0000 0000 0100 0000       = 40h segment
0000 0000 0110 1100       = 6Ch offset

0000 0000 0100 0000       = 40h segment
     0000 0000 0110 1100  = 6Ch offset
------------------------
0000 0000 0100 0110 1100  = 46Ch linear address

QuoteMy question is that how the address is shifted?

Either I don't understand your question, or you are asking for information that I doubt anyone here can provide. If you want to know exactly how the processor works internally, you would need to ask the designers. Programmers work with a programming model of the processor, and since this particular feature is not directly programmable there is no reason to include the details of it in the model. Basically, the programming model provides only the information that the programmer needs, and in this case that is the end result of the address translation. This description is from a recent version of the Intel IA-32 Software Developer's Manual, Volume 3 System Programming Guide, under 16.1.1 Address Translation in Real-Address Mode:

Quote
In real-address mode, the processor does not interpret segment selectors as indexes into a descriptor table; instead, it uses them directly to form linear addresses as the 8086 processor does. It shifts the segment selector left by 4 bits to form a 20-bit base address (see Figure 16-1). The offset into a segment is added to the base address to create a linear address that maps directly to the physical address space.

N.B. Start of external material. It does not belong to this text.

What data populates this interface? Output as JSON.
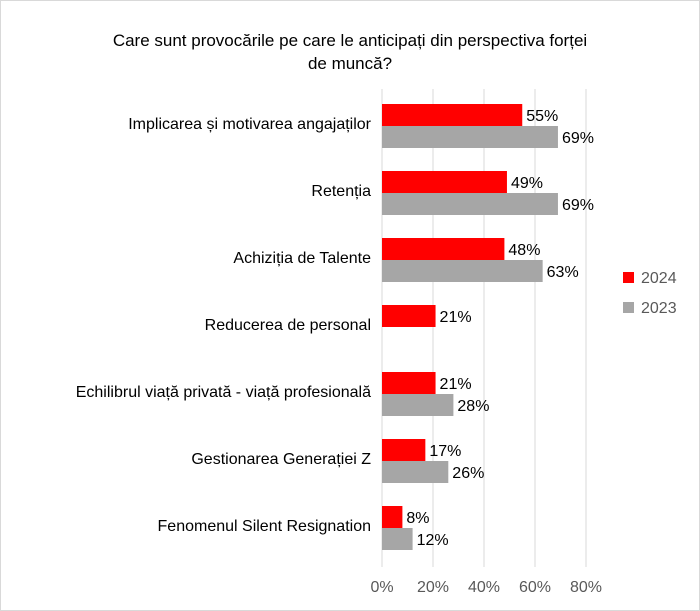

And Figure 16-1 shows the operations as if they were being done in 20-bit registers. So here is a diagram of your segment address of 5 and an offset address of 17, both copied to 20-bit registers and processed from there:

Take your 16-bit segment address:
0000 0000 0000 0101
Copy it to a 20-bit register:
0000 0000 0000 0000 0101
Shift it left by 4 bits:
0000 0000 0000 0101 0000
Take a 16-bit offset address (of 17):
0000 0000 0001 0001
Copy it to a 20-bit register:
0000 0000 0000 0001 0001
And add the two together:
0000 0000 0000 0101 0000
0000 0000 0000 0001 0001
------------------------
0000 0000 0000 0110 0001


And here is a map of what the memory would look like, starting at segment address 0 offset address 0, and extending to segment address 6 offset address 0Fh, with the segment addresses in the leftmost column and all the values in hex, and with the value FFh shored in the addressed byte:

0000 00 00 00 00 00 00 00 00 - 00 00 00 00 00 00 00 00
0001 00 00 00 00 00 00 00 00 - 00 00 00 00 00 00 00 00
0002 00 00 00 00 00 00 00 00 - 00 00 00 00 00 00 00 00
0003 00 00 00 00 00 00 00 00 - 00 00 00 00 00 00 00 00
0004 00 00 00 00 00 00 00 00 - 00 00 00 00 00 00 00 00
0005 00 00 00 00 00 00 00 00 - 00 00 00 00 00 00 00 00
0006 00 FF 00 00 00 00 00 00 - 00 00 00 00 00 00 00 00


finally i got the answer as explained by you MichaelW Sir.... :U

Thanks for cooperating me!!
EnFeR RoI.

C, in this case, stands for a 12.

6Ch = 6 12 = 0110 (6) 1100 (12) = 0110 1100 (binary) = 2^2+ 2^3 + 2^5 + 2^6 = 108 in decimal.

I hope this clarifies a bit. If not, I will try and make it more clear.